What was once billed as the largest graffiti mural in Canada reached its 10th anniversary earlier this year. A good time for it to say goodbye.
While I’d be fine with a nice overcoat of beige latex semi-gloss, others disagree. I have some interesting debates from time to time with other members of the Graffiti Task Force — of which I’m still a member — on the future of that mural.
It came into existence not long after the creation of the task force itself, launched to fight what was then a growing graffiti problem.
Then-councillor Dave Gracey, along with parks and recreation director Byron McCorkell, came up with the idea of hiring some graffiti artists to decorate the north wall of the Memorial Arena, a declared heritage building.
The concept was that if graffiti artists were allowed to express themselves in a legitimate way, it would discourage tagging.
Even when the project began in the spring of 2000, it was controversial because some people saw a public building named in honour of our veterans as an inappropriate canvass.
Over time, though, it became accepted as a part of the landscape, much like a particularly ugly black velvet rendition of bulldogs playing poker might become white noise in your living room.
Dave Warriner, president of the Kamloops branch of the Royal Canadian Legion, wouldn’t be disappointed to see it go.
He understands the concept of public murals and tagging but says veterans aren’t fond of the mural. “A number of veterans who are Legion members and a number who aren’t have concerns that Memorial Arena was built to honour the veterans,” he said. “They would love to see it (the mural) changed.
“Are the veterans happy with what’s on the wall of Memorial Arena right now? No, they aren’t.”
A new mural, one that honours veterans, would be quite another matter. But, he pointed out, murals are expensive and the Legion doesn’t have the funds to pull it off.
Warriner and his fellow veterans don’t know it yet, but they have an ally in the man who facilitated the graffiti mural. Respected artist Vaughn Warren, who has created several pieces of public art for the city (and who, incidentally, also designed the Tournament Capital logo), says the mural isn’t sacred.
It made a huge point about graffiti being a true art form, and the five artists who created it are now “legitimate,” practicing other forms of art.
“I’m not going to sit here and feed you material that denigrates the project,” he warned me. But, he added, “I think that the project has served its purpose.
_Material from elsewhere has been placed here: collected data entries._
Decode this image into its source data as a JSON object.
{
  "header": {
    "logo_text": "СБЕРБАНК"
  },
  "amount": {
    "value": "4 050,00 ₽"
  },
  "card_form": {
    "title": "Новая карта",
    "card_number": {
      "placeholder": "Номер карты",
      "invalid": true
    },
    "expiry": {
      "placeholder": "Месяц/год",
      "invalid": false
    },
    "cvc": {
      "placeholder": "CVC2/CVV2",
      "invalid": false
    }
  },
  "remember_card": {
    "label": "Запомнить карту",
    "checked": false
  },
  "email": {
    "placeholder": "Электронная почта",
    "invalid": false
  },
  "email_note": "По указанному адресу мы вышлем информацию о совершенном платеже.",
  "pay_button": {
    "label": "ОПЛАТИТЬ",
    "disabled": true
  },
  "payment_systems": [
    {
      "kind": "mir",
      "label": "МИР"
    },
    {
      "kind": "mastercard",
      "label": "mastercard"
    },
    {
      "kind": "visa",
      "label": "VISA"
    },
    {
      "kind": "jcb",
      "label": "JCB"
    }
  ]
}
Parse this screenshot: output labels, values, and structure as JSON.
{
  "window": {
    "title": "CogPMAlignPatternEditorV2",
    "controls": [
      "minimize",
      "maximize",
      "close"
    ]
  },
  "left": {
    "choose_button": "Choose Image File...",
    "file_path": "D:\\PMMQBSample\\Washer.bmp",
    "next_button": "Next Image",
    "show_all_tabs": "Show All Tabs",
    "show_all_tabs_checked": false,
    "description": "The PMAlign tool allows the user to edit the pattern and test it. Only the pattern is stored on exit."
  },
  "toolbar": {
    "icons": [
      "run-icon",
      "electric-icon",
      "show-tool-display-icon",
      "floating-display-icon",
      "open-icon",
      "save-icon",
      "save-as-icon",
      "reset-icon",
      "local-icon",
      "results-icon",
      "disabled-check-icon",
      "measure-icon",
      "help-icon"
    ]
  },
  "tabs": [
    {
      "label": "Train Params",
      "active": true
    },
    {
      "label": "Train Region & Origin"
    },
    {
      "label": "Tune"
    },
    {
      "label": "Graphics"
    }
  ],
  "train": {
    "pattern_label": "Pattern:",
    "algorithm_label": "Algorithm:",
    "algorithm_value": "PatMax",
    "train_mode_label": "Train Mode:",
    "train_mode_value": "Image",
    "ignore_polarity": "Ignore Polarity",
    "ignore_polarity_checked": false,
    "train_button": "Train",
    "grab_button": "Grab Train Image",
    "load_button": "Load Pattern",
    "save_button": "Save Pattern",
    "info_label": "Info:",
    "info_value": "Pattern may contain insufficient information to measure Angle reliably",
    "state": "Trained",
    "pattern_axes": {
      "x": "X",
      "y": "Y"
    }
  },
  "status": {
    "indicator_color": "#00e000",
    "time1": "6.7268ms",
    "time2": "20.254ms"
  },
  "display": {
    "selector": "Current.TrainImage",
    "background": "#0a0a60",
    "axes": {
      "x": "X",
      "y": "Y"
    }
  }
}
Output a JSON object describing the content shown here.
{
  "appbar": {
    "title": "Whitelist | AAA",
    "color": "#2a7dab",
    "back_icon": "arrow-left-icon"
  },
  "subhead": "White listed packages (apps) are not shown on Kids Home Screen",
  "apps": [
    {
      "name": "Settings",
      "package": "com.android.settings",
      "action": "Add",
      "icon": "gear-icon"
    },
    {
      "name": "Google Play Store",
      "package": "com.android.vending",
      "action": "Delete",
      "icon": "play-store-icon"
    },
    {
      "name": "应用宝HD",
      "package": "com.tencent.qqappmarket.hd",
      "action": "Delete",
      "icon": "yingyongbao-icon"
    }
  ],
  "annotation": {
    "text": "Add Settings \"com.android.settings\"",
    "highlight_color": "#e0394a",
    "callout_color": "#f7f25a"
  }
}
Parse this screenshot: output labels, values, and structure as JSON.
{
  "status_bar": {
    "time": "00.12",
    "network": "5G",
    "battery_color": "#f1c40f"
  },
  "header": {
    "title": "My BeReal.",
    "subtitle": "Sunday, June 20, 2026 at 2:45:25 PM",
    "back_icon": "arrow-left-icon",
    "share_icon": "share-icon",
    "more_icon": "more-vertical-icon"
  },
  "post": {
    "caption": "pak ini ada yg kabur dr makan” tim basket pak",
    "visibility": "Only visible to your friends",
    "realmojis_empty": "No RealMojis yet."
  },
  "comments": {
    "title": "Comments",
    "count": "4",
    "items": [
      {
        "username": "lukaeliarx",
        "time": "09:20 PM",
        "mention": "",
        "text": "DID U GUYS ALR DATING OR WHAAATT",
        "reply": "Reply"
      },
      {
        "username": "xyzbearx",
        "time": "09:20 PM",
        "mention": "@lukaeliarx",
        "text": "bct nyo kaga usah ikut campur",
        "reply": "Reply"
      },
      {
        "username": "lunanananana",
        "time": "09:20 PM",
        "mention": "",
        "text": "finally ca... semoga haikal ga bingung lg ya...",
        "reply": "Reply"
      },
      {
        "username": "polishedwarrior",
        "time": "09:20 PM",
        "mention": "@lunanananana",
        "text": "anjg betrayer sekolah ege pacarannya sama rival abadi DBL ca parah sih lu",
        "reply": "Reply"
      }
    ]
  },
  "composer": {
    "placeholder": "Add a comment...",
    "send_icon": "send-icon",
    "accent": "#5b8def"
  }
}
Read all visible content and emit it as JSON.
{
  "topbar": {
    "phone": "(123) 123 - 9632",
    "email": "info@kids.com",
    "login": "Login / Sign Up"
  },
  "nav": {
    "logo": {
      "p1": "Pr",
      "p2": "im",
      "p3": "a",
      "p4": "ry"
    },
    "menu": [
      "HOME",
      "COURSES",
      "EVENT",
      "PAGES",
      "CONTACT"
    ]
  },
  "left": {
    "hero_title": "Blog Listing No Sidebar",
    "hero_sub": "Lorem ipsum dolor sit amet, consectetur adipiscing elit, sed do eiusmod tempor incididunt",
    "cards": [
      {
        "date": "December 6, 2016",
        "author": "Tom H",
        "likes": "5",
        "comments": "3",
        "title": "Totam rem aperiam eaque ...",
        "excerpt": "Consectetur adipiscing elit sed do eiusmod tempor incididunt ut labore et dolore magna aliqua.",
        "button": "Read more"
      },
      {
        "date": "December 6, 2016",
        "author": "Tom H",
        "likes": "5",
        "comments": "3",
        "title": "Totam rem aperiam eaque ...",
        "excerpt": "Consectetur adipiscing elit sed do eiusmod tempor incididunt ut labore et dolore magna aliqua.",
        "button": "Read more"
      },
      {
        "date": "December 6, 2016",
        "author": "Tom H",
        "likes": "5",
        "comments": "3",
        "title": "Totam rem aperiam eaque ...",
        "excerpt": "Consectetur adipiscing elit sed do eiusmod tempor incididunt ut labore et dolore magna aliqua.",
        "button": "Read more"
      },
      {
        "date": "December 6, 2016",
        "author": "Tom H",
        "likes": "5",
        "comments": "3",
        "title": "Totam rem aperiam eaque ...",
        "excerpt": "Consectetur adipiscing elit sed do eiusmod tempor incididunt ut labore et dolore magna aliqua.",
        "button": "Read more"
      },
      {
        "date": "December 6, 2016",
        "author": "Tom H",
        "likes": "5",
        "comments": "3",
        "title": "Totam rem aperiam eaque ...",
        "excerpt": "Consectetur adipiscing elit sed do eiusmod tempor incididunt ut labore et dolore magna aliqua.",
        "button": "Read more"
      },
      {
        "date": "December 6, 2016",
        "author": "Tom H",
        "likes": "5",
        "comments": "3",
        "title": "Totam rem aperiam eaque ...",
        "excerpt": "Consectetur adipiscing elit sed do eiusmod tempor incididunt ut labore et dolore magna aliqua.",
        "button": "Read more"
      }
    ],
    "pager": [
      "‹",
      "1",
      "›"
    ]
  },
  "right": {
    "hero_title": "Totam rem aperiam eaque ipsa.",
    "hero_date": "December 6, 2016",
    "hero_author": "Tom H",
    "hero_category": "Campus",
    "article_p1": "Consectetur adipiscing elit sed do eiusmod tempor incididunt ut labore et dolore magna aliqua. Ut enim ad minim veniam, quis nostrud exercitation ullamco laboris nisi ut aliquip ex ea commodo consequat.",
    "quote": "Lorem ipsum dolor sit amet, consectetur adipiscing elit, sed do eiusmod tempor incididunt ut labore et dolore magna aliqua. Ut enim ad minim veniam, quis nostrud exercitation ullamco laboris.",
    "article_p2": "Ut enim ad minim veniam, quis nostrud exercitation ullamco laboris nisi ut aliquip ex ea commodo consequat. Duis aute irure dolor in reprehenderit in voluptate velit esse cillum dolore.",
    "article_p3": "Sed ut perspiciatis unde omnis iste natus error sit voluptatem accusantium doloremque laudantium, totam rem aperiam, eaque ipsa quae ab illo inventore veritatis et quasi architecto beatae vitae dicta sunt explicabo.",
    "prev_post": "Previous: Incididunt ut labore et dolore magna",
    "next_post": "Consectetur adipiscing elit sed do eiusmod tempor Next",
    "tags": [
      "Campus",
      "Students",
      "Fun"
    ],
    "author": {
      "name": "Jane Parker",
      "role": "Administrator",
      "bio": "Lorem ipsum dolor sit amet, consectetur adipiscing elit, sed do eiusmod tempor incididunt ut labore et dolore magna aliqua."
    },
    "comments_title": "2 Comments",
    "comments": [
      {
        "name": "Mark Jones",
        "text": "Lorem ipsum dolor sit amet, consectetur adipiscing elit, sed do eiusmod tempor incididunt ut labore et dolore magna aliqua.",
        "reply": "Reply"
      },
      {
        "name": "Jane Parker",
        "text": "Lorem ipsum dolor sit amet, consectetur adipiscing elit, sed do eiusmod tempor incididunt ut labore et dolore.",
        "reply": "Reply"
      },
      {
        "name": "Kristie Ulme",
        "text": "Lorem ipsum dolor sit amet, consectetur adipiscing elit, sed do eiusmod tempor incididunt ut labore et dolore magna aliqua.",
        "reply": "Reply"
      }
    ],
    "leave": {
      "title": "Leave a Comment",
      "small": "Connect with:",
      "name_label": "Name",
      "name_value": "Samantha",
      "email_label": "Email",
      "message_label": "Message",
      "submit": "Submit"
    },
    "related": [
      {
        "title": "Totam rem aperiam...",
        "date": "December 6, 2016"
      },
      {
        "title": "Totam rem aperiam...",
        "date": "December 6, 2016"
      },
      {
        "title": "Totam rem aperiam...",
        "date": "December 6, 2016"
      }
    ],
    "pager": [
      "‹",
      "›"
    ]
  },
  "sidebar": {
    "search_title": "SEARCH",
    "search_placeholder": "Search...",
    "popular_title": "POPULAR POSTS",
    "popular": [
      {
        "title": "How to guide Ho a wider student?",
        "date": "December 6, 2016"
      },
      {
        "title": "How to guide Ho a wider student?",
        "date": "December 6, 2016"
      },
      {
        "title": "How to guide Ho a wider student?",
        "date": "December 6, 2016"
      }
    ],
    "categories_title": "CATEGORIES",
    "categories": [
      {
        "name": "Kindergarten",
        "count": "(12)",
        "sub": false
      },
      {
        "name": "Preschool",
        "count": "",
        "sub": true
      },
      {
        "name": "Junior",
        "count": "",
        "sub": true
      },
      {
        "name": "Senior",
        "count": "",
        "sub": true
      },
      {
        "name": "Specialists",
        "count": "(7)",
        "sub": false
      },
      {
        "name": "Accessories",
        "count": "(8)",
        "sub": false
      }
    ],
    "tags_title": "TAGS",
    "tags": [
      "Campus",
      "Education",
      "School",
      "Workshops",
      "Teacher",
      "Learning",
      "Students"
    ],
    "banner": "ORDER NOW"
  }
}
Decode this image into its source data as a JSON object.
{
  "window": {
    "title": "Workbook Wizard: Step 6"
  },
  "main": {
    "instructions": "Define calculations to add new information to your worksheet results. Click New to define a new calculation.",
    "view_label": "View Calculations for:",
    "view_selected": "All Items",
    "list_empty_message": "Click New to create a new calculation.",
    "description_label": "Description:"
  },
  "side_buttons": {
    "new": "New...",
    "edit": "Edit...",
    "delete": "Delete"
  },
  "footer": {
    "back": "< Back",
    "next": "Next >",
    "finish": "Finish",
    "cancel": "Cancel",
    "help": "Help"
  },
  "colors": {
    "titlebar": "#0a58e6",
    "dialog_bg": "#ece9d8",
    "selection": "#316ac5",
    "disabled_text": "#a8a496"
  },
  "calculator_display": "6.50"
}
Murals come and go.
“If that wall was used for a different artistic pursuit I wouldn’t have a problem with it.”
Warren has always hated the use of tagging to vandalize property — the objective of the Memorial Arena experiment was part of a plan to divert vandals to legitimate expression “and not go skulking about back alleys.”
The “engagement” aspect of the fight against graffiti vandalism was dropped somewhere along the way, said Warren, who served as vice chair of the Graffiti Task Force in its early days.
“I think the Graffiti Task Force is a failure. It’s just a big paint-out.”
What about a new mural honouring vets? “Awesome. Hell yeah,” he said, his mind already working on how to best use the wall for such a project. “It’s a beautiful huge canvass; it needs contrast….”
So, all that’s needed is money, and maybe a little nudging from City council and Parks and Rec. Anybody out there know how to fill out a grant-application form?